A Novel Approach to Linking Histology Images with DNA Methylation
Manahil Raza, Muhammad Dawood, Talha Qaiser, Nasir M. Rajpoot
TL;DR
This work introduces SlideGraph^methyl, a graph neural network framework that weakly learns to predict gene-group differential DNA methylation states from whole-slide histology images. By constructing WSI graphs from patch features and employing a pairwise ranking objective, the method achieves superior AUROC and AP performance compared with state-of-the-art baselines across TCGA glioma and renal carcinoma cohorts, and it reveals biologically meaningful enrichment via GSEA and spatially resolved heatmaps. The approach demonstrates that spatial histopathology patterns can serve as digital biomarkers for epigenetic states, potentially enabling faster, image-based cancer stratification alongside traditional methylation assays. The study also provides insights into tumor biology by linking visual patterns to methylation-driven pathways, with plans to extend to multi-modal data and additional cancer types.
Abstract
DNA methylation is an epigenetic mechanism that regulates gene expression by adding methyl groups to DNA. Abnormal methylation patterns can disrupt gene expression and have been linked to cancer development.
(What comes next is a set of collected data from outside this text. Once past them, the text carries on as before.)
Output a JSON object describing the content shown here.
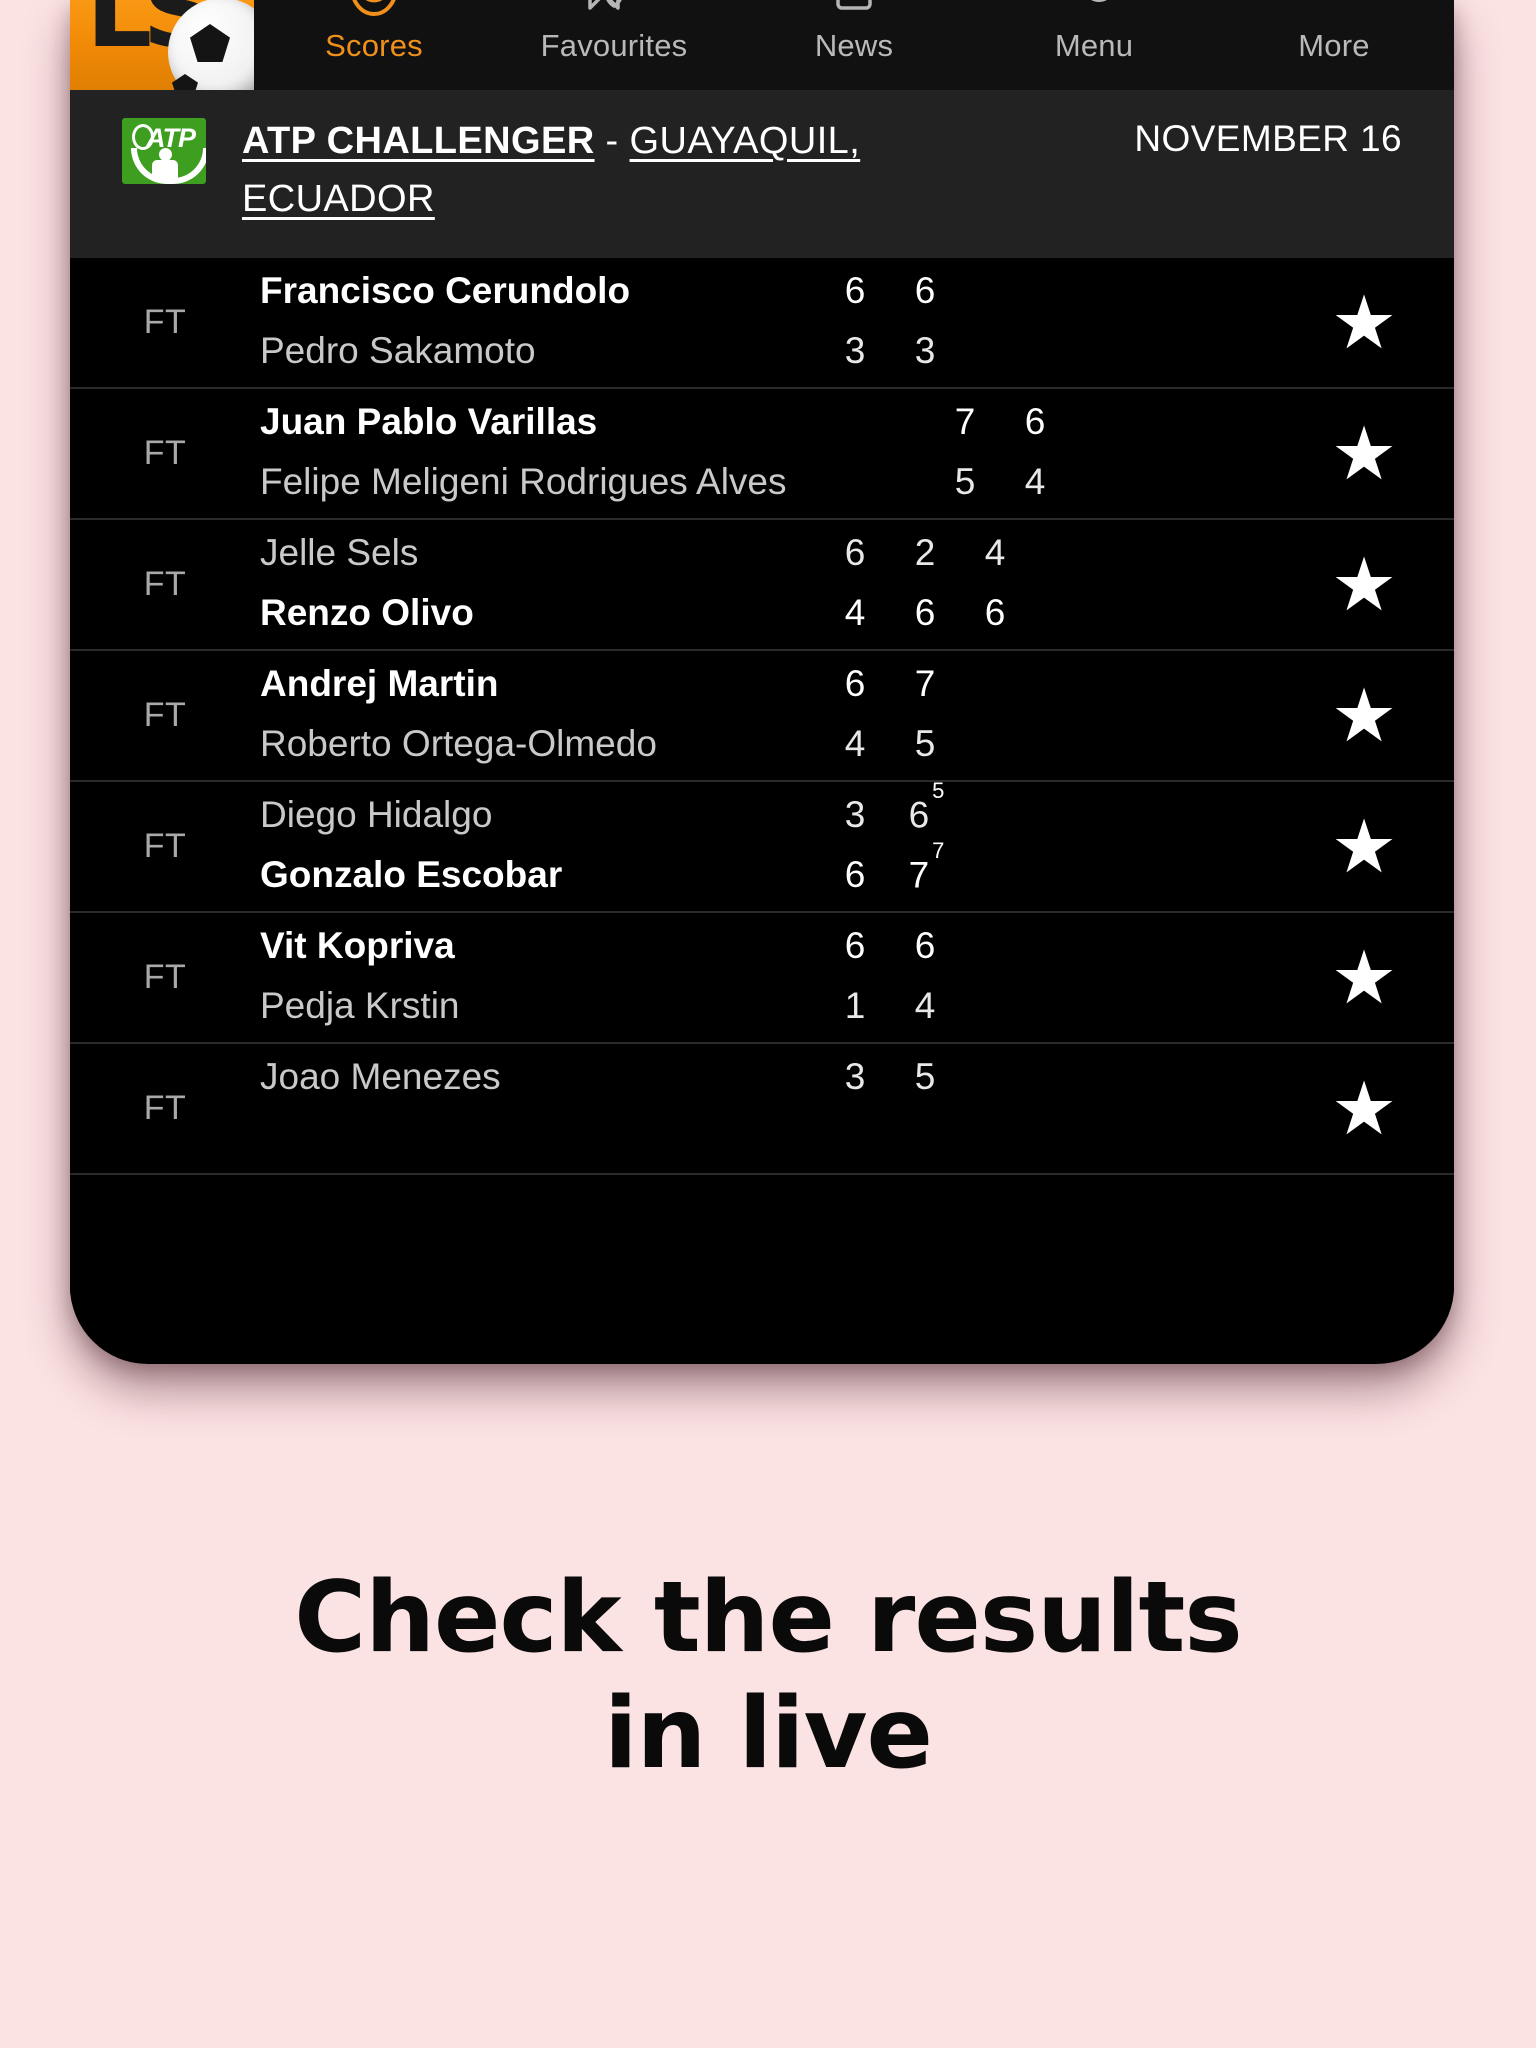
{
  "app": {
    "logo_text": "LS",
    "logo_icon": "livescore-logo-soccer-ball"
  },
  "nav": {
    "items": [
      {
        "label": "Scores",
        "icon": "scores-shield-icon",
        "active": true
      },
      {
        "label": "Favourites",
        "icon": "star-bookmark-icon",
        "active": false
      },
      {
        "label": "News",
        "icon": "news-document-icon",
        "active": false
      },
      {
        "label": "Menu",
        "icon": "menu-circles-icon",
        "active": false
      },
      {
        "label": "More",
        "icon": "more-icon",
        "active": false
      }
    ]
  },
  "league": {
    "logo_icon": "atp-logo-icon",
    "logo_text": "ATP",
    "name": "ATP CHALLENGER",
    "separator": " - ",
    "location": "GUAYAQUIL, ECUADOR",
    "date": "NOVEMBER 16"
  },
  "matches": [
    {
      "status": "FT",
      "favourite_icon": "star-icon",
      "indent": false,
      "players": [
        {
          "name": "Francisco Cerundolo",
          "winner": true,
          "sets": [
            {
              "score": "6"
            },
            {
              "score": "6"
            }
          ]
        },
        {
          "name": "Pedro Sakamoto",
          "winner": false,
          "sets": [
            {
              "score": "3"
            },
            {
              "score": "3"
            }
          ]
        }
      ]
    },
    {
      "status": "FT",
      "favourite_icon": "star-icon",
      "indent": true,
      "players": [
        {
          "name": "Juan Pablo Varillas",
          "winner": true,
          "sets": [
            {
              "score": "7"
            },
            {
              "score": "6"
            }
          ]
        },
        {
          "name": "Felipe Meligeni Rodrigues Alves",
          "winner": false,
          "sets": [
            {
              "score": "5"
            },
            {
              "score": "4"
            }
          ]
        }
      ]
    },
    {
      "status": "FT",
      "favourite_icon": "star-icon",
      "indent": false,
      "players": [
        {
          "name": "Jelle Sels",
          "winner": false,
          "sets": [
            {
              "score": "6"
            },
            {
              "score": "2"
            },
            {
              "score": "4"
            }
          ]
        },
        {
          "name": "Renzo Olivo",
          "winner": true,
          "sets": [
            {
              "score": "4"
            },
            {
              "score": "6"
            },
            {
              "score": "6"
            }
          ]
        }
      ]
    },
    {
      "status": "FT",
      "favourite_icon": "star-icon",
      "indent": false,
      "players": [
        {
          "name": "Andrej Martin",
          "winner": true,
          "sets": [
            {
              "score": "6"
            },
            {
              "score": "7"
            }
          ]
        },
        {
          "name": "Roberto Ortega-Olmedo",
          "winner": false,
          "sets": [
            {
              "score": "4"
            },
            {
              "score": "5"
            }
          ]
        }
      ]
    },
    {
      "status": "FT",
      "favourite_icon": "star-icon",
      "indent": false,
      "players": [
        {
          "name": "Diego Hidalgo",
          "winner": false,
          "sets": [
            {
              "score": "3"
            },
            {
              "score": "6",
              "tiebreak": "5"
            }
          ]
        },
        {
          "name": "Gonzalo Escobar",
          "winner": true,
          "sets": [
            {
              "score": "6"
            },
            {
              "score": "7",
              "tiebreak": "7"
            }
          ]
        }
      ]
    },
    {
      "status": "FT",
      "favourite_icon": "star-icon",
      "indent": false,
      "players": [
        {
          "name": "Vit Kopriva",
          "winner": true,
          "sets": [
            {
              "score": "6"
            },
            {
              "score": "6"
            }
          ]
        },
        {
          "name": "Pedja Krstin",
          "winner": false,
          "sets": [
            {
              "score": "1"
            },
            {
              "score": "4"
            }
          ]
        }
      ]
    },
    {
      "status": "FT",
      "favourite_icon": "star-icon",
      "indent": false,
      "players": [
        {
          "name": "Joao Menezes",
          "winner": false,
          "sets": [
            {
              "score": "3"
            },
            {
              "score": "5"
            }
          ]
        },
        {
          "name": "",
          "winner": false,
          "sets": [
            {
              "score": ""
            },
            {
              "score": ""
            }
          ]
        }
      ]
    }
  ],
  "caption": {
    "line1": "Check the results",
    "line2": "in live"
  },
  "colors": {
    "background": "#fce3e3",
    "screen": "#000000",
    "nav_bar": "#111111",
    "league_header": "#222222",
    "accent_orange": "#f0901b",
    "atp_green": "#3d9e1f",
    "text_primary": "#ffffff",
    "text_secondary": "#c9c9c9",
    "divider": "#2a2a2a"
  }
}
To quantify DNA methylation, specialized assays are typically used. However, these assays are often costly and have lengthy processing times, which limits their widespread availability in routine clinical practice. In contrast, whole slide images (WSIs) for the majority of cancer patients can be more readily available. As such, given the ready availability of WSIs, there is a compelling need to explore the potential relationship between WSIs and DNA methylation patterns. To address this, we propose an end-to-end graph neural network based weakly supervised learning framework to predict the methylation state of gene groups exhibiting coherent patterns across samples. Using data from three cohorts from The Cancer Genome Atlas (TCGA) - TCGA-LGG (Brain Lower Grade Glioma), TCGA-GBM (Glioblastoma Multiforme) ($n$=729) and TCGA-KIRC (Kidney Renal Clear Cell Carcinoma) ($n$=511) - we demonstrate that the proposed approach achieves significantly higher AUROC scores than the state-of-the-art (SOTA) methods, by more than $20\%$. We conduct gene set enrichment analyses on the gene groups and show that majority of the gene groups are significantly enriched in important hallmarks and pathways. We also generate spatially enriched heatmaps to further investigate links between histological patterns and DNA methylation states. To the best of our knowledge, this is the first study that explores association of spatially resolved histological patterns with gene group methylation states across multiple cancer types using weakly supervised deep learning.